The study also highlighted new roles for minor Rat Sarcoma (RAS) ( a family of related proteins involved in transmitting signals within cells) and Mitogen-Activated Protein (MAP) kinase pathway genes, which appear to function as modifiers of major RAS drivers rather than as substitutes.
MSS tumors typically harbored four pathogenic driver mutations, compared to 23 in primary MSI and 30 in POL tumors. The study identified 30 shared driver genes between MSS and MSI cancers, emphasizing common pathways like Wingless-related Integration Site (WNT), RAS–Rapidly Accelerated Fibrosarcoma (RAF) (a family of serine/threonine-specific protein kinases)–Mitogen-Activated Protein Kinase (MEK)– Extracellular Signal-Regulated Kinase (ERK), Phosphoinositide 3-Kinase (PI3K), and Transforming Growth Factor Beta (TGFβ)– Bone Morphogenetic Protein (BMP). However, distinct functional differences were observed between MSS and MSI tumors, particularly in immune escape mechanisms and the tolerance for multiple or non-canonical changes in driver pathways.

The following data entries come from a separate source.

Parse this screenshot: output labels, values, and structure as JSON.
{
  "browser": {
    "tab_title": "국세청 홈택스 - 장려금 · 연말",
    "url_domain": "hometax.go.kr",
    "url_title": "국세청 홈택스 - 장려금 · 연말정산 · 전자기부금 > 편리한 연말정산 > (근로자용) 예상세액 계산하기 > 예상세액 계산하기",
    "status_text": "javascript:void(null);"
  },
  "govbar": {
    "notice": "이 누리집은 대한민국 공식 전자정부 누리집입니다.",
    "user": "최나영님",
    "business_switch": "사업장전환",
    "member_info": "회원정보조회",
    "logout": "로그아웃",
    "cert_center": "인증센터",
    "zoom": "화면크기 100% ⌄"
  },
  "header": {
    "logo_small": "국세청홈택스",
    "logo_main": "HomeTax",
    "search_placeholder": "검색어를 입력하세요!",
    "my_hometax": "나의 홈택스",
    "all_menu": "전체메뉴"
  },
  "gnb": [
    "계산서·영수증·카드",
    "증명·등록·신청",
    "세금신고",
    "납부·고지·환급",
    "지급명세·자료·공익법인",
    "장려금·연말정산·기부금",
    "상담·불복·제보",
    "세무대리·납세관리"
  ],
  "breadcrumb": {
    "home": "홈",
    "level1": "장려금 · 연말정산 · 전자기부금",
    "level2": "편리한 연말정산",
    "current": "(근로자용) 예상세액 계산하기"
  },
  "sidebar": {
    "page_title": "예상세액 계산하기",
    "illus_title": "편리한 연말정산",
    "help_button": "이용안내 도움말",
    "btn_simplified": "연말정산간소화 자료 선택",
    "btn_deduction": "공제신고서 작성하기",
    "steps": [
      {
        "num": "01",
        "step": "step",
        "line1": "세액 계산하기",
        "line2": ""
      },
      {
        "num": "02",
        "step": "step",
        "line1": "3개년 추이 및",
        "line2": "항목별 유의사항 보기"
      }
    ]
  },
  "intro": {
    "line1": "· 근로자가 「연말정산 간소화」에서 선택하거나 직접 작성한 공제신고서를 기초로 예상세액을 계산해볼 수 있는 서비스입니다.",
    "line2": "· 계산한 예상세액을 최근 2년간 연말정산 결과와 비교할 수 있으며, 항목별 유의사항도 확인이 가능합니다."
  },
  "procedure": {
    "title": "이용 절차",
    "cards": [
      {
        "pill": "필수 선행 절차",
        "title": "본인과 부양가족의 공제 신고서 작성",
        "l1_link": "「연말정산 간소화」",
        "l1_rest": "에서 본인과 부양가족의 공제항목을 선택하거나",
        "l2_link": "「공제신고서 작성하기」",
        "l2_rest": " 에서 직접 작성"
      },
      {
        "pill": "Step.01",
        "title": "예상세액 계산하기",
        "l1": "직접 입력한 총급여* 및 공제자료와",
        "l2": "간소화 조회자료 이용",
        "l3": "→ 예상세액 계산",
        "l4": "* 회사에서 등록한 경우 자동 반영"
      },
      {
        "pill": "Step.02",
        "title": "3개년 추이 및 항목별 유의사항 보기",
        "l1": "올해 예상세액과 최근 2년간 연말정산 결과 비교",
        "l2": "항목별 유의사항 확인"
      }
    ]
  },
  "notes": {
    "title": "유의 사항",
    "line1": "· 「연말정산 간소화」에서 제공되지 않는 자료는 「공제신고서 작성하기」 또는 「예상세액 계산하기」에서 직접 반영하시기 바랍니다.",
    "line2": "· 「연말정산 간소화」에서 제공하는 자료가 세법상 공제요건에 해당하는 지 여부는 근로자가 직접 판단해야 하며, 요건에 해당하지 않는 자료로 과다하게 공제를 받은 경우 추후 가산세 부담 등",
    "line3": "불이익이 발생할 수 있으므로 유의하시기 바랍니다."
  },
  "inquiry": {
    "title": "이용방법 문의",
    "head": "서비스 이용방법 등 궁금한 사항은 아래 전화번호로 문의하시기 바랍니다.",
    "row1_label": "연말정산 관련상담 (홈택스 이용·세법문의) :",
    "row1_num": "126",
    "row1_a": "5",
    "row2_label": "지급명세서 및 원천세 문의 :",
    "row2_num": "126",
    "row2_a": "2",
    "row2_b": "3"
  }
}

The identification of driver mutations remains a challenge, especially in hypermutated cancers and low-quality samples. This study replicated only 7% of nearly 1,000 previously reported CRC drivers. Structural variants (SVs) and copy number alterations (CNAs) were also analyzed, revealing nine SV signatures across the cohort, including previously unreported unbalanced inversions and translocations.
The study found 45 non-fragile SV hotspots in MSS primary tumors and three in MSI tumors, identifying several candidate driver changes and recurrent SV hotspots. Moreover, extrachromosomal DNA (ecDNA) was more prevalent in MSS primary tumors, with a modest role in oncogene amplification compared to other cancer types.
Conclusions
To summarize, this study provides a comprehensive analysis of the genomic landscape of CRC, identifying numerous novel driver mutations, SVs, and CNAs and highlighting the distinct molecular characteristics of MSI, MSS, and POL subtypes. The findings offer valuable insights into the complex biology of CRC and potential avenues for targeted therapies.